Andy: Yeah, see that scenario never happens in real life, yet almost all fiction with terrorists has that scene in it. And from actual studies, torture never, ever works. There isn’t one case of people getting reliable intel from torture.
Drake: Yeah it certainly isn’t reliable. On that we do have numbers. The high schooler thing, less so.
Andy: See, when I want to make a show about torturing CEOs, it’s not about extracting information, but about getting revenge.
Andy: Dollhouse, I’m still worried about, but Ill give it a chance.
Drake: Yeah. I’ll certainly tune in. But the premise is fairly mired in “What the hell? Android dolls?”
Andy: Yeah, they’re what, blank slates that get programmed based on what the client wants?
Drake: Yeah.
Andy: Seems a little prostitute-ish.
Heavily-re-written Whores this winter on FOX.
Drake: However, I get the impression they do retain some of their own personality.
Drake: And yes, yes it does. The robot hooker thing is going to have to be addressed.
Andy: Still, it seems like such an improbable premise. Who the fuck would start a business like that? You’d have to be a fucking sociopath.

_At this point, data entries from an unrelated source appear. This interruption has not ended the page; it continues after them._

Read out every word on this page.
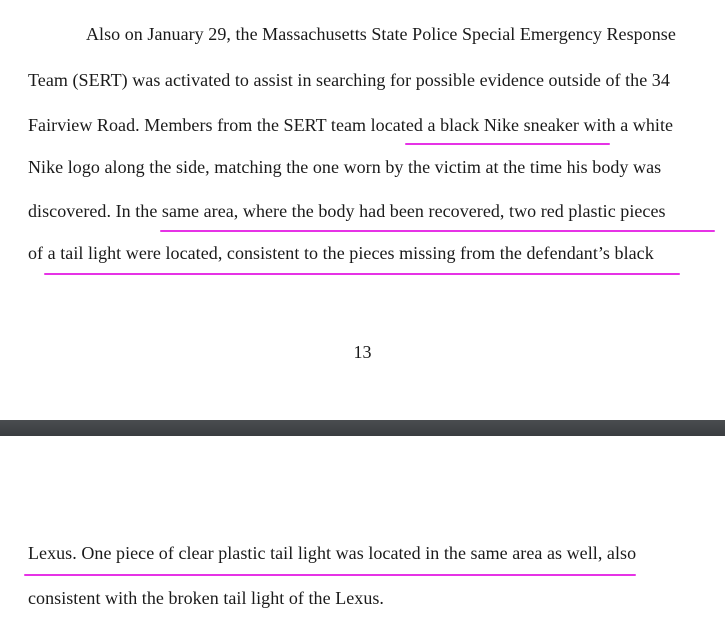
Also on January 29, the Massachusetts State Police Special Emergency Response
Team (SERT) was activated to assist in searching for possible evidence outside of the 34
Fairview Road. Members from the SERT team located a black Nike sneaker with a white
Nike logo along the side, matching the one worn by the victim at the time his body was
discovered. In the same area, where the body had been recovered, two red plastic pieces
of a tail light were located, consistent to the pieces missing from the defendant’s black
13
Lexus. One piece of clear plastic tail light was located in the same area as well, also
consistent with the broken tail light of the Lexus.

Drake: A sociopath with a army of Eliza Dushku robots…Now there’s a show. Cut and print.
Drake: We never got to talk Testees. And now we’re done.
Andy: Yeah, wait, what the fuck is Testees? Testees!
Drake: We can talk about Testees next week.
Andy: I won’t even look up what it is. I’ll wait and be surprised.
Drake: Call it a cliffhanger.
Andy: A vaguely ball-sounding cliffhanger.
* Drake’s Frum Facts: Drek is Yiddish for excrement, trash or inferior merchandise–We just hit you with some knowledge!